California oil joint venture, Aera Energy, of Exxon Mobil Corp. and ShellPlc is being sold to German asset manager IKAV, according to the agreement of Sept. 1. Shell noted that the sale of its 51.8% membership interest in Aera Energy is for a total consideration of about $2 billion in cash with additional contingent payments based on future oil prices, subject to regulatory approval. However, the total transaction value was not disclosed. Being one of California’s largest oil and gas producers, Aera Energy accounts for nearly 25% of the state’s production. The sale by Exxon Mobil and Shell ends a 25-year-long partnership in California, meanwhile, it persists a streak of divestments of mature oil and gas properties by the two supermajors. Aera Energy LLC operates about 13,000 wells in the San Joaquin Valley in California, producing oil and associated gas. In 2021, Aera took out about 95,000 boe/d. Exxon Mobil’s interests in the Aera oil-production operation in California contained a 48.2% share of Aera Energy LLC and a 50% share of Aera Energy Services Co. held by Mobil California Exploration & Producing Co. Moreover, Exxon Mobil affiliates have signed a separate agreement for the sale of an associated loading facility and pipeline system. The sale effectively ends Shell’s upstream position in California. The company reported that the divestiture is valued to result in a post-tax impairment of $300 million to $400 million, subject to adjustments.
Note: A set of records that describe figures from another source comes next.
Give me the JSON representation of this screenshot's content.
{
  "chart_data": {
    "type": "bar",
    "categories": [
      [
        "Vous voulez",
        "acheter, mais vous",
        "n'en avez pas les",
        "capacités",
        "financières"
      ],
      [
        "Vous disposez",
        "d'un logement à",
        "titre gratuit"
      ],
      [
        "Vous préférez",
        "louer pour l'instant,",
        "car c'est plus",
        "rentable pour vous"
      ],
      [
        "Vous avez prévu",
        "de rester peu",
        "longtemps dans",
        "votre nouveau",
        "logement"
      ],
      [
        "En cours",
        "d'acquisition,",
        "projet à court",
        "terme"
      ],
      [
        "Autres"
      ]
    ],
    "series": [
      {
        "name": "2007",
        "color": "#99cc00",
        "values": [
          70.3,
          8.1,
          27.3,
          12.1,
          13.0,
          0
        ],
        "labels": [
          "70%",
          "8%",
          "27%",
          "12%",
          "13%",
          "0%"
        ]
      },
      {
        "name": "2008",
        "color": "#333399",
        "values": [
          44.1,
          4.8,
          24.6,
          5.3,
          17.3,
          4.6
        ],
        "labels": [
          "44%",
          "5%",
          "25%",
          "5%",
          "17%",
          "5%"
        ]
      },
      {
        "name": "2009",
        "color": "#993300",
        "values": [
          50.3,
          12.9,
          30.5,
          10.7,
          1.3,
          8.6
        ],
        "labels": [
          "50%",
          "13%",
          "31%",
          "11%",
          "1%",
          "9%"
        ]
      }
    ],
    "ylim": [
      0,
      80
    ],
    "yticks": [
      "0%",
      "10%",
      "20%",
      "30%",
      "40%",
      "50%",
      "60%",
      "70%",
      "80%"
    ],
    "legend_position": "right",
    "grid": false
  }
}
The completion of the merger between Centennial Resource Development Inc. and Colgate Energy Partners II LLC happened on Sept. 1, sealing the debut of Permian Resources Corp., which is considered the largest pure-play E&P company in the Delaware Basin. Permian Resources’ idea was to combine two successful E&P companies, creating a better, stronger, and more strategically compelling company. Centennial and Colgate announced an agreement to merge in May, denying rumors that Colgate, a privately held independent Midland-based company, had been seeking an IPO. The merger estimated Colgate at about $3.9 billion and consists of 269.3 million shares of Centennial stock, $525 million of cash, and the assumption of approximately $1.4 billion of Colgate’s outstanding net debt. Permian Resources, being the combined company, has a deep inventory of “high-quality” drilling locations on around 180,000 net acres the companies anticipate will provide more than $1 billion of free cash flow in 2023 at current strip prices, in accordance with the company release on Sept. 1.